Potensi konflik dalam pengelolaan kawasan pesisir di Sumatera Barat, akan lebih banyak disebabkan oleh permasalahan tata batas, kepemilikan tanah dan tata ruang dan perangkat hukum sehingga lahirlah rasa kecemasan terhadap program di kawasan pesisir. Kekhawatiran masyarakat pesisir tersebut dapat dijabarkan sebagai berikut:

1. Kekhawatiran terhadap wilayah pesisir yang berpotensi melahirkan kepemilikan baru terhadap tanah/lahan masyarakat.
2. Kekhawatiran terhadap rencana pemerintah yang akan membangun infrastruktur/fasilitas umum dengan cara melibatkan kepemilikan baru terhadap tanah/lahannya.
3. Kekhawatiran sistem kompensasi (ganti rugi) pembangunan infra struktur umum yang berpotensi melibatkan kepemilikan baru tanah/lahan masyarakat pesisir.
4. Kekhawatiran terhadap okupasi sepihak oleh pihak – pihak tertentu atas tanah/lahan masyarakat pesisir.
5. Ketidakjelasan penjaminan pemerintah atas hak milik atau ulayat tanah/lahan masyarakat pesisir.
6. Kekhawatiran terhadap rencana pemerintah membangun green belt (zona penyangga hijau) untuk menanggulagi bencana Tsunami, yang melibatkan tanah/lahan kepemilikan masyarakat pesisir.
7. Kekhawatiran adanya “pemaksaan” program yang melibatkan masyarakat pemilik tanah/lahan saja di masyarakat pesisir.
8. Ketakutan masyarakat bahwasanya program pengembangan kawasan pesisir hanya proyek dan pencapaian target dari instansi pemerintah, yang hanya akan memperkaya para pelaksana saja.
9. Kekhawatiran terhadap penanganan tanah/lahan kepemilikan yang di dominasi melalui konsultasi dengan “pihak-pihak tertentu” saja yang belum jelas mewakili aspirasi masyarakat yang mana dan tipologi kasus kepemilikan tanah/lahan masyarakat seperti apa?
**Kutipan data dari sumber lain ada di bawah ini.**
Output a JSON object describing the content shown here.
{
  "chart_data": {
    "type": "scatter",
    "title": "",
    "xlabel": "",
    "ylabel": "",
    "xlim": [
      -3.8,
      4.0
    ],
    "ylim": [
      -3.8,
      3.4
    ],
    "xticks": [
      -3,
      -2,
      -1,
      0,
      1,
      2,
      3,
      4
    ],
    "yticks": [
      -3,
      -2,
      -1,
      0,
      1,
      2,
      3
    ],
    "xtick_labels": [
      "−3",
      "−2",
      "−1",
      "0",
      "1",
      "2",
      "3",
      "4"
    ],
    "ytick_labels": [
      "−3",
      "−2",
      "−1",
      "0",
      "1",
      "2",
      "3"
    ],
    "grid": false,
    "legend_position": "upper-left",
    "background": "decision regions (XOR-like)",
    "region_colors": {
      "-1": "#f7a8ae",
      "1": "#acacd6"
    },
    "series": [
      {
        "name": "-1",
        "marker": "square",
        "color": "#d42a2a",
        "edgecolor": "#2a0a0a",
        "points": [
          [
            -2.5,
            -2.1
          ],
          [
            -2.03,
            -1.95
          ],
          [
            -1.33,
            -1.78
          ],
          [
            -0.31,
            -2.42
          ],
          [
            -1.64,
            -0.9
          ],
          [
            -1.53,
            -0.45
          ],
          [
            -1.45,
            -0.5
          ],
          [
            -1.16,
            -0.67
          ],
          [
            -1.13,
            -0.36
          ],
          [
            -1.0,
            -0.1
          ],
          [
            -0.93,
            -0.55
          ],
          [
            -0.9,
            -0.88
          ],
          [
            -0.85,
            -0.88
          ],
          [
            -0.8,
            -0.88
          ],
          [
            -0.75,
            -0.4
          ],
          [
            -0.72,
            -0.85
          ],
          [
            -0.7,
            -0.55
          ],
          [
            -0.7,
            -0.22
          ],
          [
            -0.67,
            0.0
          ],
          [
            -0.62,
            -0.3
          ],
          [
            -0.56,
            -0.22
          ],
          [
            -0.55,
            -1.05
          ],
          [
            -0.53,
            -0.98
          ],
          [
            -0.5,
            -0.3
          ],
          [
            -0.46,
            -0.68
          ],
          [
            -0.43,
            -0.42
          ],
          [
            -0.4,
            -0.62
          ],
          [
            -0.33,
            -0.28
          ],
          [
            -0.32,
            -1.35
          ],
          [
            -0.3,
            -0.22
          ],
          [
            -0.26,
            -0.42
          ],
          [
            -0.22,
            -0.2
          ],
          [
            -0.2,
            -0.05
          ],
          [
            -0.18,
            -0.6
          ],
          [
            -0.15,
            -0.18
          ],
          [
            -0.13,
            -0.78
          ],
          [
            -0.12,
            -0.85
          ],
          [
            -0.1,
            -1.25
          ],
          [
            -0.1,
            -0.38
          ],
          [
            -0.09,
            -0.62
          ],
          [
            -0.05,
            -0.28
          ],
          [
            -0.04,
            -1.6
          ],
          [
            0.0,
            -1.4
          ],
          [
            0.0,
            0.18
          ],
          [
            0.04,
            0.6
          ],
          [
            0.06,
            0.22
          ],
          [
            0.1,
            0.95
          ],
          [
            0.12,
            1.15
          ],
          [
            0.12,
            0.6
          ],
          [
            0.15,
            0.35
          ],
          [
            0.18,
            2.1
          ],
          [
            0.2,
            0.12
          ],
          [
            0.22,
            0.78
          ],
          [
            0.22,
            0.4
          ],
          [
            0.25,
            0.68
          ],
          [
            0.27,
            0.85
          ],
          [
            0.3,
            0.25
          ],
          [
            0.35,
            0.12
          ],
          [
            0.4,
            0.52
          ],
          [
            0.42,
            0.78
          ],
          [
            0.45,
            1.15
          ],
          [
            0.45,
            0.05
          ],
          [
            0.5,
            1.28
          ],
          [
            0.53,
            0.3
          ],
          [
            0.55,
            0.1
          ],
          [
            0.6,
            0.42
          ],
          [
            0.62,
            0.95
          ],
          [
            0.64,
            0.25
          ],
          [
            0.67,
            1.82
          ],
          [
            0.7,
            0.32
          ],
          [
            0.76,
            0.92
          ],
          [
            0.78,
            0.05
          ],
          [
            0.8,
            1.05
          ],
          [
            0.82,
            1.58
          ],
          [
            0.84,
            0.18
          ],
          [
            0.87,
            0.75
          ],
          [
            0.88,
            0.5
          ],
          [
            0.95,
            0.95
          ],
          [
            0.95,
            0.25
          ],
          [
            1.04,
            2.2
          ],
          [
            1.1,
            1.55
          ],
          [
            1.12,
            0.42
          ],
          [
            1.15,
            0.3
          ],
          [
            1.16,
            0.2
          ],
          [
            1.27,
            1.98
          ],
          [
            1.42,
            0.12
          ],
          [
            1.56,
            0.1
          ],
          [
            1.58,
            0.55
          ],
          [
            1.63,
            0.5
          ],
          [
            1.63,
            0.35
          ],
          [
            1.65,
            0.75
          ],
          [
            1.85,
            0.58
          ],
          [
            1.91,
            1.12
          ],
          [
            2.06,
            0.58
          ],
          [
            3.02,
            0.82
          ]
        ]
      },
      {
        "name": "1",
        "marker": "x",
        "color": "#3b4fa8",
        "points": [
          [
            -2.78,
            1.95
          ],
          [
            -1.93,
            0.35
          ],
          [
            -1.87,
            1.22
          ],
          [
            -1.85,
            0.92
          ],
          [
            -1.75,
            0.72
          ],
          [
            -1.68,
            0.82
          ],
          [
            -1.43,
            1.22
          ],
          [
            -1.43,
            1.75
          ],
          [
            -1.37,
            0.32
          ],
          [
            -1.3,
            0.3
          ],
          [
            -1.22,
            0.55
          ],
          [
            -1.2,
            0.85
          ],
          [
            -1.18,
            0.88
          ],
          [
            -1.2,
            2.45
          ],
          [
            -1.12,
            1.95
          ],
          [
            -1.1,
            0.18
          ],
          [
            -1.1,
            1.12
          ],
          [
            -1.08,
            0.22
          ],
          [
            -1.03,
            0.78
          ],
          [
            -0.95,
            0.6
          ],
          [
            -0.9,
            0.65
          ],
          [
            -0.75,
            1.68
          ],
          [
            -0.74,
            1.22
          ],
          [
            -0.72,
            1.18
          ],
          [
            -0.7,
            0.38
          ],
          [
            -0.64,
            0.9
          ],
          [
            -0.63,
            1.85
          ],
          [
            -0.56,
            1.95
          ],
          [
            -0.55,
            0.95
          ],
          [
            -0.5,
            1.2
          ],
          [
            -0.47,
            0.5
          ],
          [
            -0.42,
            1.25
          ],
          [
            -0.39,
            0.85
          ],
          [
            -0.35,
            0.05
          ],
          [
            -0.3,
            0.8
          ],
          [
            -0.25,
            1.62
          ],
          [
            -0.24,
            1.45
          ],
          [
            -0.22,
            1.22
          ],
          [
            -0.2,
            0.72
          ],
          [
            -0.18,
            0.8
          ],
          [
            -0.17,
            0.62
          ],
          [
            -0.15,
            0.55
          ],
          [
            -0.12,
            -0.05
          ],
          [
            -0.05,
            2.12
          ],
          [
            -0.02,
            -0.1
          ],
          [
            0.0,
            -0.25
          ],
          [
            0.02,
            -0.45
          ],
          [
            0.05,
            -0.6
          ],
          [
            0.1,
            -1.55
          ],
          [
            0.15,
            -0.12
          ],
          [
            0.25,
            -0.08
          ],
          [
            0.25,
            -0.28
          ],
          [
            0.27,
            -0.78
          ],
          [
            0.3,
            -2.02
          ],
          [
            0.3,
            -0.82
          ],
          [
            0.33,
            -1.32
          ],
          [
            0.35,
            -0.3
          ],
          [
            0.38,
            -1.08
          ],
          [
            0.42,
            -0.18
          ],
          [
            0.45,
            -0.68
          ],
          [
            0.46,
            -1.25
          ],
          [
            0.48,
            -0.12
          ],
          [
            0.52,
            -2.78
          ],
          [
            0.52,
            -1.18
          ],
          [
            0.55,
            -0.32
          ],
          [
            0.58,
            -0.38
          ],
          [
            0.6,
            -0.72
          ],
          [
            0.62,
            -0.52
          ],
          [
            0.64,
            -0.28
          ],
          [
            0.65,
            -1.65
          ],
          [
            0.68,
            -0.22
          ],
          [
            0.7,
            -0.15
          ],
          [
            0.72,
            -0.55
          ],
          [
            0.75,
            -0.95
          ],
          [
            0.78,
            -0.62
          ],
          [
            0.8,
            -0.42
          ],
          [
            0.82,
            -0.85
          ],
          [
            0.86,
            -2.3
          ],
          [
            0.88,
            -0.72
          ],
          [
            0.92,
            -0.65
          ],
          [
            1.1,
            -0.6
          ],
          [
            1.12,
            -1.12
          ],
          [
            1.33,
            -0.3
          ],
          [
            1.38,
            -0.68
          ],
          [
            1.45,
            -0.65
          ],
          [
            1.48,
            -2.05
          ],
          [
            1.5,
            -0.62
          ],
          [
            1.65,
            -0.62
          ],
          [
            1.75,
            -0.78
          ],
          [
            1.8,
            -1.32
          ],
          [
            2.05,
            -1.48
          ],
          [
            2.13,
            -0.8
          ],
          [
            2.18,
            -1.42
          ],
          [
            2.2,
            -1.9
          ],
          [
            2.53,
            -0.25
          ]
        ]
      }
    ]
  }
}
PERLUNYA MENAJEMEN KONFLIK DALAM PENGEMBANGAN KAWASAN PESISIR DI SUMATERA BARAT.
Suatu pertanyaan klasik yang sering muncul adalah kenapa perlunya menajemen konflik dalam pengembangan kawasan pesisir di Sumatera Barat, jawabnya adalah agar program pengembangan kawasan pesisir tersebut berhasil di implementasikan sesuai dengan tujuan dan sasaran program. Selama ini perencanaan dan pelaksanaan program, cendrung mengabaikan terjadinya pertentangan dalam masyarakat, konflik dianggap “ceterus paribus” padahal dalam kenyataanya masyarakat cendrung mengalami konflik dalam struktur sosial. Oleh karenanya diperlukan keterampilan menajemen (planning, organizing, directing and controlling) untuk reduksi sejumlah konflik kepentingan dikawasan pesisir melalui program yang lebih berbasis “resolusi” kepada masyarakat sehingga tercapainya sasaran program. 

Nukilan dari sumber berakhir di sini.